Speaking of other Indigenous wordsmiths, Jazz Money is making quite an impact right now. Her “How to Make a Basket” is on my Leaning Tower of TBR…
Haha thanks Glen. Ballad of the totems is in the Macquarie Pen anthology, but I hadn’t heard it before this. I love the line “With words you never see in print, except in DH Lawrence”.
And thanks re Jazz Money I was aware of her, and that book – love the title – but haven’t read her. I also remembered, after I published my post, Charmaine Papertalk Green. I should have mentioned here. BUT you can’t mention them all.
Oh, and yes, I do remember “I tell you true”.
Yes, I love the Lawrence reference, too. Philip Larkin did something similar in “Annus Mirabilis” (if I may):
“Sexual intercourse began in 1963,
Which was rather late for me,
Between the end of the Chatterley ban
And the Beatles’ first LP.”
I’ve just realised I’ve got the lineation wrong for that verse, but you get the idea…
I was pondering the lines not because I thought they were wrong but just because I was interested … so yes, I got the idea!
Of course you may … love it!
I don’t read poetry, but I do read Indigenous, which occasionally includes poetry. And I enjoy it. Because it’s generally telling a story I think. The most recent collection I’ve reviewed is Guwayu – for all times, from Magabala Press but commissioned by Red Room.
I think the poem (actually a work in progress) that I enjoyed most from that collection was the long piece Bigger than School Stuff by Declan Furber Gillick about the importance of speaking/preserving Language. In this case Arrente.
Thanks Bill … yes, I think you have a point that quite a bit of Indigenous poetry does tell a story. I certainly enjoy that too.
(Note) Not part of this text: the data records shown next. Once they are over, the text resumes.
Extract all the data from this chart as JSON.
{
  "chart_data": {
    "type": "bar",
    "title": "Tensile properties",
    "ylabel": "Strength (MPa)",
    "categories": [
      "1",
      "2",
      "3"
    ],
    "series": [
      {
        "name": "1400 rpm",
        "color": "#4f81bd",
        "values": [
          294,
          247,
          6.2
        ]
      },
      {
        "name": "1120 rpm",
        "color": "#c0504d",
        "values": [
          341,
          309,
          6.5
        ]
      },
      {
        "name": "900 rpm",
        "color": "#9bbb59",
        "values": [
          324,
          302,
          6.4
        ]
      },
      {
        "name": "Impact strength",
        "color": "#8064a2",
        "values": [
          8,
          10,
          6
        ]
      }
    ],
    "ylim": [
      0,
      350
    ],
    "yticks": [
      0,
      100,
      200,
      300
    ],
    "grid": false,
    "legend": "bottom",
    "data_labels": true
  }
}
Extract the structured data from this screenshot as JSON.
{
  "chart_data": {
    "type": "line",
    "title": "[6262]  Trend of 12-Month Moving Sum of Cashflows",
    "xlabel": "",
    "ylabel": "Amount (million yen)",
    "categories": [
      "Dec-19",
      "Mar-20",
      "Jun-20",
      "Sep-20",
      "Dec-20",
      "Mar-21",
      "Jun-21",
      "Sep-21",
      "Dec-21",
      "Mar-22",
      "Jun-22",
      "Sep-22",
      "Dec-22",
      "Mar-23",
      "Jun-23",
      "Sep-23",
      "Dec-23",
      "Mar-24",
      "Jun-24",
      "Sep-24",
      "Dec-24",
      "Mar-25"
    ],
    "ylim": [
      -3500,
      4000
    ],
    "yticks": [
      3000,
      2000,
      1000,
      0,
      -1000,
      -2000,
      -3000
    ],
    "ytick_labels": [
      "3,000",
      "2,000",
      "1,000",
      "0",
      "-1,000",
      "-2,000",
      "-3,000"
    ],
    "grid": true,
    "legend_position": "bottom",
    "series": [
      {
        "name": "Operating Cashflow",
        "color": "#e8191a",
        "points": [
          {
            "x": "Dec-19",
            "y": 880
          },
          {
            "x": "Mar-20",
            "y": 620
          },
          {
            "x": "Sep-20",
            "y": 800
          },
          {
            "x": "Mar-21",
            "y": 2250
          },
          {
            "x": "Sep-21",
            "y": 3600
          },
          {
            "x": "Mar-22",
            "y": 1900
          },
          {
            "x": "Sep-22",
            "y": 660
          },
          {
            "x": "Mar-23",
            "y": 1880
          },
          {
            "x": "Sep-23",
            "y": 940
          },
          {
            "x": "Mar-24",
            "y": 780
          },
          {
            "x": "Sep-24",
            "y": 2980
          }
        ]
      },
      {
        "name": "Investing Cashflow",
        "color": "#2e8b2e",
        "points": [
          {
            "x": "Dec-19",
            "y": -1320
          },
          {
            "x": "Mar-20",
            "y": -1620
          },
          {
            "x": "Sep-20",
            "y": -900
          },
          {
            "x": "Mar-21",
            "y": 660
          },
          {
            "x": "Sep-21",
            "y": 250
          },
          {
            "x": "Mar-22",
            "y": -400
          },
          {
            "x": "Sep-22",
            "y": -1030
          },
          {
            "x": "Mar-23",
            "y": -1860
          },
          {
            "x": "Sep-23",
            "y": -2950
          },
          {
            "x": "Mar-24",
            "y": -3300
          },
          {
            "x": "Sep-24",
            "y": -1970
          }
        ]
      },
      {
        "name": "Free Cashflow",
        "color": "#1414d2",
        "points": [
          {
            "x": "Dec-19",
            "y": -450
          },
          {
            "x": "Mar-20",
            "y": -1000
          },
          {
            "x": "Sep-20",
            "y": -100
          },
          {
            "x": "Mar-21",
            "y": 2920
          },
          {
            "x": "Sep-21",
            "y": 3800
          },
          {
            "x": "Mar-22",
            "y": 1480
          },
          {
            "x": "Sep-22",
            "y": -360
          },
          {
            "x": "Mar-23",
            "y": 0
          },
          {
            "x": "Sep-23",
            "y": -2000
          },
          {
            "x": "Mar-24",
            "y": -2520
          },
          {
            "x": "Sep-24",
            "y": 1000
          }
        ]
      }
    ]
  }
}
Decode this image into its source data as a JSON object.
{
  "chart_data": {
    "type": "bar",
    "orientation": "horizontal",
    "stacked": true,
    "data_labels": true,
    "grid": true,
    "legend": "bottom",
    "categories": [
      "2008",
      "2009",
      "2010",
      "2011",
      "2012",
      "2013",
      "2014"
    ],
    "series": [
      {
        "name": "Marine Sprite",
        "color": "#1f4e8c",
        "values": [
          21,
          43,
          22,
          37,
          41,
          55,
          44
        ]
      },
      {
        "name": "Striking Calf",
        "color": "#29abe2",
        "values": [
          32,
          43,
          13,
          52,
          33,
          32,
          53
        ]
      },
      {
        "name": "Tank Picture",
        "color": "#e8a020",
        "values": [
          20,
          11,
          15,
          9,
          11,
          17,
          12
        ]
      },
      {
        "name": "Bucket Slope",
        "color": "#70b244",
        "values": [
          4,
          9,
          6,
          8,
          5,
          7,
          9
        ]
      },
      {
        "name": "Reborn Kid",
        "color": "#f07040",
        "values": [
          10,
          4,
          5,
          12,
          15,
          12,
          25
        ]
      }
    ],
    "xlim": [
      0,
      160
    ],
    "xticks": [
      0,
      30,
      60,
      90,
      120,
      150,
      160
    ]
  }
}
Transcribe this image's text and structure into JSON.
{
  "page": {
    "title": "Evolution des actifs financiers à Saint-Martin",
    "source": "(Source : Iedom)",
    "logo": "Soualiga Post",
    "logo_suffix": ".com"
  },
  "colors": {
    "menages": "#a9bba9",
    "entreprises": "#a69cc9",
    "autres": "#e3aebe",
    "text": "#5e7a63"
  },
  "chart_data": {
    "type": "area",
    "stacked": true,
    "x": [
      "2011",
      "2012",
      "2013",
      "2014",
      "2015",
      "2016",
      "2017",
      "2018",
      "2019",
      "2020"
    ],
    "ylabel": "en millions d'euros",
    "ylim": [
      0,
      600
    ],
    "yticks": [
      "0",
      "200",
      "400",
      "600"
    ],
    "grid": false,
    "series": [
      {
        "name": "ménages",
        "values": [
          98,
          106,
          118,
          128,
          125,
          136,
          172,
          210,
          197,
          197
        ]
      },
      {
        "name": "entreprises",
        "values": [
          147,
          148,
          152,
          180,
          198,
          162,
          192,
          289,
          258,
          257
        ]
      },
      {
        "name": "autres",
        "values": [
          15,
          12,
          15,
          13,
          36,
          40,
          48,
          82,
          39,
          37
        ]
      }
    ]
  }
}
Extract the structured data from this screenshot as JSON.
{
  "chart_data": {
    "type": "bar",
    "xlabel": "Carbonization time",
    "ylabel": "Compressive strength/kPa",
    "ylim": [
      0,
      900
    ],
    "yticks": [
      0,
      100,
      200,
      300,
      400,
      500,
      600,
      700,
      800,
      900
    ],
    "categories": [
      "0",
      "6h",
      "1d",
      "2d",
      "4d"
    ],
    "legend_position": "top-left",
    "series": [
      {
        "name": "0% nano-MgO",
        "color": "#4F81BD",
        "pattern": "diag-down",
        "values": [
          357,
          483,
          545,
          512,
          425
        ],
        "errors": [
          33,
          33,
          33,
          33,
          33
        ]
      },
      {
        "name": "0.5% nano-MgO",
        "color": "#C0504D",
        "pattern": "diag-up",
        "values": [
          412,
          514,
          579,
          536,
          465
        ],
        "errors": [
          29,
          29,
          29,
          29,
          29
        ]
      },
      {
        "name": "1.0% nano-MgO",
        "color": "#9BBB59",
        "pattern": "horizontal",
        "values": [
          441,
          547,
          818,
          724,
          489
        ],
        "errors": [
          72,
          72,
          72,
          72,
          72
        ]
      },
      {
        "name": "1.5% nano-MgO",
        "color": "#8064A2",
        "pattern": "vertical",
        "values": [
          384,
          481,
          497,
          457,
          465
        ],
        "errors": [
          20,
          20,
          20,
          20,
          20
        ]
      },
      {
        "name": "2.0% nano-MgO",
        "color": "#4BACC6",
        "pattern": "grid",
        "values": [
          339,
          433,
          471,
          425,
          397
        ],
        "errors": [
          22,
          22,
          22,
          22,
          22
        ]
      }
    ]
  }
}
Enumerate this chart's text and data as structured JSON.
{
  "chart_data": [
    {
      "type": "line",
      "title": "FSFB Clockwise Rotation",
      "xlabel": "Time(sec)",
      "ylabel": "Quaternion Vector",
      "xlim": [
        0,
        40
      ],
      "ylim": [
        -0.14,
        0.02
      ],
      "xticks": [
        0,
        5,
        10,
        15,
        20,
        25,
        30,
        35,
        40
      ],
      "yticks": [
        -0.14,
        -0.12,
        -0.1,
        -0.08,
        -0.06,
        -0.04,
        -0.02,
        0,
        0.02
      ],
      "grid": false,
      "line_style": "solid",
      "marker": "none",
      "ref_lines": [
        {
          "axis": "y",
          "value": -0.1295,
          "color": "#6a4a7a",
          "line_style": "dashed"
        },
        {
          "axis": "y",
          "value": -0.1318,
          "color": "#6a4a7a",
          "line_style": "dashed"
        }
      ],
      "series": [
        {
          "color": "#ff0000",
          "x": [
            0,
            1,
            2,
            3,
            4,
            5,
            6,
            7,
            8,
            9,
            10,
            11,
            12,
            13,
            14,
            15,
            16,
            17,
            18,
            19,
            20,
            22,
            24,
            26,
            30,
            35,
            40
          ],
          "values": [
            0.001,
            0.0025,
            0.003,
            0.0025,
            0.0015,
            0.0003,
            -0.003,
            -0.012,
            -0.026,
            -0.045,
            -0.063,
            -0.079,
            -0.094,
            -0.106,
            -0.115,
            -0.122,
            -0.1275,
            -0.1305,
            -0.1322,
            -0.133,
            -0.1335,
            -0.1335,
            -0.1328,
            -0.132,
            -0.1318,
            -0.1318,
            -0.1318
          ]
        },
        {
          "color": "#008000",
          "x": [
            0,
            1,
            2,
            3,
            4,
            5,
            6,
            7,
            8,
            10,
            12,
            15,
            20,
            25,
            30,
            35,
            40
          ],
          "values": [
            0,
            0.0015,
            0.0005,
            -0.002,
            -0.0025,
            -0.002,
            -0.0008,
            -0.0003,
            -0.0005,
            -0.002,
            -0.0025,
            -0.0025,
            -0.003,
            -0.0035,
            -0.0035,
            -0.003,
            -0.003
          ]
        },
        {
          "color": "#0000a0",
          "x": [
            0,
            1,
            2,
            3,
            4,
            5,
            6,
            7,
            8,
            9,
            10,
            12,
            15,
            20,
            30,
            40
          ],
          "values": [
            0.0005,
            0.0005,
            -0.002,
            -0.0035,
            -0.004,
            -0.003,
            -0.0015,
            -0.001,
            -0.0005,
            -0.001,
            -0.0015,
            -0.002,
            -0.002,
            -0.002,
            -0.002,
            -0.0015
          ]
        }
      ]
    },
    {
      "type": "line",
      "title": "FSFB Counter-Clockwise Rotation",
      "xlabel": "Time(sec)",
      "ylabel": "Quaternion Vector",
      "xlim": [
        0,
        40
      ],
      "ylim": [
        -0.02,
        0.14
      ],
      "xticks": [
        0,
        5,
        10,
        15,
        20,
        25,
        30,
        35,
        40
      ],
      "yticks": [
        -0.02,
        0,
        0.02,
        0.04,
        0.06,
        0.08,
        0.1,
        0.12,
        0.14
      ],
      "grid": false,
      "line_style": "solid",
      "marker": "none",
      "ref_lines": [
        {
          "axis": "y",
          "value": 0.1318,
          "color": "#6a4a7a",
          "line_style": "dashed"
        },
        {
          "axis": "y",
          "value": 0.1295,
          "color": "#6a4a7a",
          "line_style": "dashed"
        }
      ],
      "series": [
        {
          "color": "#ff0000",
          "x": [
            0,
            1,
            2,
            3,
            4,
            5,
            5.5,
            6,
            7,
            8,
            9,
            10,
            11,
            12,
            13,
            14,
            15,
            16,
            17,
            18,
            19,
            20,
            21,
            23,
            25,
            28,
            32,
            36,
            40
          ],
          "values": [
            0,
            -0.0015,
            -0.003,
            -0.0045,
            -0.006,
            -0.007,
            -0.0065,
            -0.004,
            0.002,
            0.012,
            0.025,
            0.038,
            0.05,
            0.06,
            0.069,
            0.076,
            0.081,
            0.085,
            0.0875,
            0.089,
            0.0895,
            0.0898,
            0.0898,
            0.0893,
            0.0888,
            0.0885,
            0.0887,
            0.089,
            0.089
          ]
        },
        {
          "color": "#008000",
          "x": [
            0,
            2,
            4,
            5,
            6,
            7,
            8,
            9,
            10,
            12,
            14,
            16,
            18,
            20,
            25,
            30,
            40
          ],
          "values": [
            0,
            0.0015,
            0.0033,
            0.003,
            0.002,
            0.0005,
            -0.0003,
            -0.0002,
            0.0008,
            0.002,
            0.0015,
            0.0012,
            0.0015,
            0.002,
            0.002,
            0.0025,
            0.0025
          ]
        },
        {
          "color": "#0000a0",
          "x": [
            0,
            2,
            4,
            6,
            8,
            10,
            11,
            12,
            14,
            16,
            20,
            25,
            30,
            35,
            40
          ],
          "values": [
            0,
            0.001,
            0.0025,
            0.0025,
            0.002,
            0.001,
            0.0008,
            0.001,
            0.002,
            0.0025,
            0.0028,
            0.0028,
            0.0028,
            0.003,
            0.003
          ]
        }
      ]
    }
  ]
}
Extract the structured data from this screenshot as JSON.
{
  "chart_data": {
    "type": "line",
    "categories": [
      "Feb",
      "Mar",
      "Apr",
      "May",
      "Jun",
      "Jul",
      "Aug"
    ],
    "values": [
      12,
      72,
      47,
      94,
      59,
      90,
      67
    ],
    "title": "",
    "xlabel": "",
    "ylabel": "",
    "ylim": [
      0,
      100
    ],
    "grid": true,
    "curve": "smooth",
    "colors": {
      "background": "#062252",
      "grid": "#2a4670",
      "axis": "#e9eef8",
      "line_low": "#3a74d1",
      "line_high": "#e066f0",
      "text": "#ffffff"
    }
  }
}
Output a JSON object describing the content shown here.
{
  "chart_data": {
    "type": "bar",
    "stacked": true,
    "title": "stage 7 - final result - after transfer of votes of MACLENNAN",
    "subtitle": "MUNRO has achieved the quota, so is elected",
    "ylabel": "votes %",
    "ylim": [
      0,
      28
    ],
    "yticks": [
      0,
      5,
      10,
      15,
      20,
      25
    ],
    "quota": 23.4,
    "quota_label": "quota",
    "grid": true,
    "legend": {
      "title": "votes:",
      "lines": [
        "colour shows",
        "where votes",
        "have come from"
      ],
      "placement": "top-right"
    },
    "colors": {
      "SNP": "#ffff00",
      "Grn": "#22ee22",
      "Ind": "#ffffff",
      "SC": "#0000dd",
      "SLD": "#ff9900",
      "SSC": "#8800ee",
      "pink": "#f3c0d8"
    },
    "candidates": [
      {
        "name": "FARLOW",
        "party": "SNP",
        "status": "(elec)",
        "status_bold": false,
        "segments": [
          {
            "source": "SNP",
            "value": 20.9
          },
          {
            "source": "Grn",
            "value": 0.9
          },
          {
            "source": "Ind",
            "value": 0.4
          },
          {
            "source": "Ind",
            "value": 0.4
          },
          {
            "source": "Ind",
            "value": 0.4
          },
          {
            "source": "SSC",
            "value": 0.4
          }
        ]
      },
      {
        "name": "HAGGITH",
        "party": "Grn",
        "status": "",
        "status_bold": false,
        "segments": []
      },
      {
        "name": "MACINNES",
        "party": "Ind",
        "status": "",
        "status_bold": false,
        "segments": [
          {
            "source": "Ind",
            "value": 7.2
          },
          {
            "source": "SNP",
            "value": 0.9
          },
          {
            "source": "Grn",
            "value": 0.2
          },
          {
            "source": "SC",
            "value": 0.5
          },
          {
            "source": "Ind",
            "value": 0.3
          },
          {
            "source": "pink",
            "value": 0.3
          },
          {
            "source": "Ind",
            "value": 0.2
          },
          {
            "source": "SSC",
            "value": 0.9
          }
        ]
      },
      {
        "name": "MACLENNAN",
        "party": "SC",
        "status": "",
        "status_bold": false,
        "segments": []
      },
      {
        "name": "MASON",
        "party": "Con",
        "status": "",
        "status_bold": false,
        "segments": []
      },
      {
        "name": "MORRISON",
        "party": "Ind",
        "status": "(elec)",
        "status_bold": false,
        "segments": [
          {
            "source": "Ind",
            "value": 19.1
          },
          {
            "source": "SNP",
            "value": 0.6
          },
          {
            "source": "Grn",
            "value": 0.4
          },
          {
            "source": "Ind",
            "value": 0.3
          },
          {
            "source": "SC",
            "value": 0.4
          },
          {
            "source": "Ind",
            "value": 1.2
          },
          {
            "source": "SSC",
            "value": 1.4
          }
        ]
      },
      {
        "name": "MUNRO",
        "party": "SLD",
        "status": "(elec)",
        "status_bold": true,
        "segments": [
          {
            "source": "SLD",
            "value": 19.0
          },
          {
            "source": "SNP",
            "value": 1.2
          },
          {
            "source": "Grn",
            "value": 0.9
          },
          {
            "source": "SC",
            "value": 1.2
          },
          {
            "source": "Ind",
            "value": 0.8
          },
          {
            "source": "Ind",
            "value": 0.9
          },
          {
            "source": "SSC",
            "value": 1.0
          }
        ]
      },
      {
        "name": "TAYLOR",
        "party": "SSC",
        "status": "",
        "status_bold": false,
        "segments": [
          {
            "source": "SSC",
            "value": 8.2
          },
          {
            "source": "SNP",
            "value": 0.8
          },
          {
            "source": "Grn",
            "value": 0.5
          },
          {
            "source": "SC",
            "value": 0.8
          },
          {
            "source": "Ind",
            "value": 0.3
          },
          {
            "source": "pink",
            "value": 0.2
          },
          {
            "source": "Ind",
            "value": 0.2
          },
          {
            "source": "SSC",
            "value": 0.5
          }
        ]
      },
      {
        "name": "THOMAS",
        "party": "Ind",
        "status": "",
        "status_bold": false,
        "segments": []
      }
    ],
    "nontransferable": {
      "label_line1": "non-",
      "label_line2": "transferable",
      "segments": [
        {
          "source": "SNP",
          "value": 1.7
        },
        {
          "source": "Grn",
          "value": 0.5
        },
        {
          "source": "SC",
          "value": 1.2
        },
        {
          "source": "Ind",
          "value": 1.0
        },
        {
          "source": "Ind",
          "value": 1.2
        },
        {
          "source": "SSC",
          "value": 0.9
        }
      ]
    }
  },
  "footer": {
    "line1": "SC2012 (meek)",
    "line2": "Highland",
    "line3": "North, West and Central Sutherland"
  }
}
I have heard of Guwayu, but had forgotten you’d reviewed it too.
And I’ve also reviewed Charmaine Papertalk Green (with John Kinsella)
That’s right, you have. I did mean to mention her.
This was excellent and full of information to explore – thank you so much.
Thanks Liz … it’s worth the work when people respond like this.
Thanks for the reminder of those pets, Sue. so much rich writing!
Glad you got something out of it Jonathan.
I remember learning in college why anthologies can be problematic. They are considered “the canon,” and typically the canon is dead white men. Then, there was a movement to create anthologies of other groups: Hispanic, Native American, Black, Women, LGBTQ, etc. And then there was the concern that those works of canon in the “other groups” anthologies were a problem (I can’t remember why). I will say this, though: every huge anthology (not the dead white men ones) I had to buy for a lit class in college introduced me to several authors whom I then became interested in and read further. I have a massive American anthology with stories from Native American writers, and that’s where I first learned that white people would take away Native children and put them in horrible schools where they were mistreated and (some) died. I was in college.
So, if Australia has an anthology of Indigenous writers, that would be a great way for readers to get a taste of lots of folks. Poetry collections are deceptive in that they look so short but can actually take quite a while to read!
Thanks Melanie… I agree with all you say about anthologies, and you are also right about poetry collections as I found out once again with the one I’ve just read!